A. [OPTION] Build GnuPG for OpenVMS

   The GnuPG images (GPG_ALPHA.EXE & GPGV_ALPHA.EXE for Alpha and
   GPG_VAX.EXE & GPGV_VAX.EXE for VAX) are included in this kit.

   To execute/build the GPGKEYS_LDAP tool in [.KEYSERVER], the LDAP shareable 
   image (LDAP$SHR.EXE) is required in SYS$LIBRARY.  If it doesn't exist,
   copy it from the [GNUPG.VMS] directory to SYS$LIBRARY.

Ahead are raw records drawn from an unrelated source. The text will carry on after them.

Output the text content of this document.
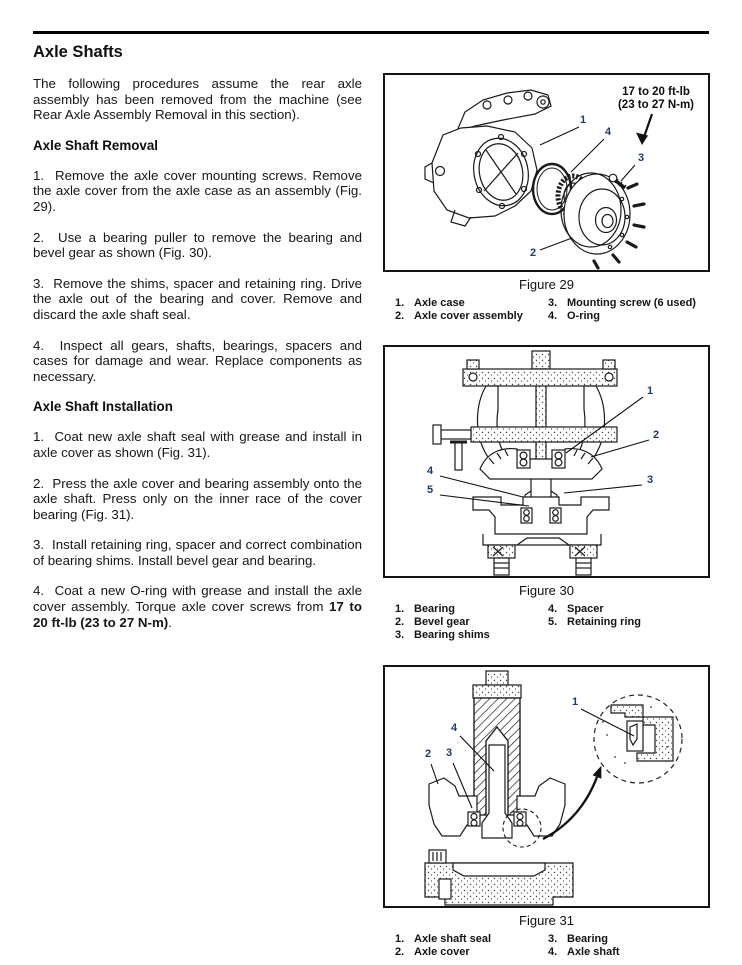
Axle Shafts

The following procedures assume the rear axle assembly has been removed from the machine (see Rear Axle Assembly Removal in this section).

Axle Shaft Removal

1.  Remove the axle cover mounting screws. Remove the axle cover from the axle case as an assembly (Fig. 29).

2.  Use a bearing puller to remove the bearing and bevel gear as shown (Fig. 30).

3.  Remove the shims, spacer and retaining ring. Drive the axle out of the bearing and cover. Remove and discard the axle shaft seal.

4.  Inspect all gears, shafts, bearings, spacers and cases for damage and wear. Replace components as necessary.

Axle Shaft Installation

1.  Coat new axle shaft seal with grease and install in axle cover as shown (Fig. 31).

2.  Press the axle cover and bearing assembly onto the axle shaft. Press only on the inner race of the cover bearing (Fig. 31).

3.  Install retaining ring, spacer and correct combination of bearing shims. Install bevel gear and bearing.

4.  Coat a new O-ring with grease and install the axle cover assembly. Torque axle cover screws from 17 to 20 ft-lb (23 to 27 N-m).

1
4
3
2
17 to 20 ft-lb
(23 to 27 N-m)
Figure 29
1. Axle case
2. Axle cover assembly
3. Mounting screw (6 used)
4. O-ring
1
2
3
4
5
Figure 30
1. Bearing
2. Bevel gear
3. Bearing shims
4. Spacer
5. Retaining ring
1
4
2 3
Figure 31
1. Axle shaft seal
2. Axle cover
3. Bearing
4. Axle shaft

   If you wish to build new GnuPG images on your system, follow the 
   instructions below:

   	- Move to the "VMS" directory ($ set default [.GNUPG-1_2_3.VMS])
   	- @BUILD_GNUPG.COM

   New images will be created in [.GNUPG-1_2_3.G10] after completing this
   build command procedure.

   !!!!!!!!!!!!!!!!!!!!!!!!!!!!!!!!!!!!!!!!!!!!!!!!!!!!!!!!!!!!!!!!!!!!!!!!!!
   !! compilation issues
   !!!!!!!!!!!!!!!!!!!!!!!!!!!!!!!!!!!!!!!!!!!!!!!!!!!!!!!!!!!!!!!!!!!!!!!!!!

   1. If a compiler warning "%CC-W-PTRMISMATCH" appears during building GnuPG,
      replace "/warn=(disable=PTRMISMATCH1)" with "/warn=(disable=PTRMISMATCH)"
      in BUILD_GNUPG.COM.

   2. "%CC-I-XXXXX" messages are informational, not a warning or an error.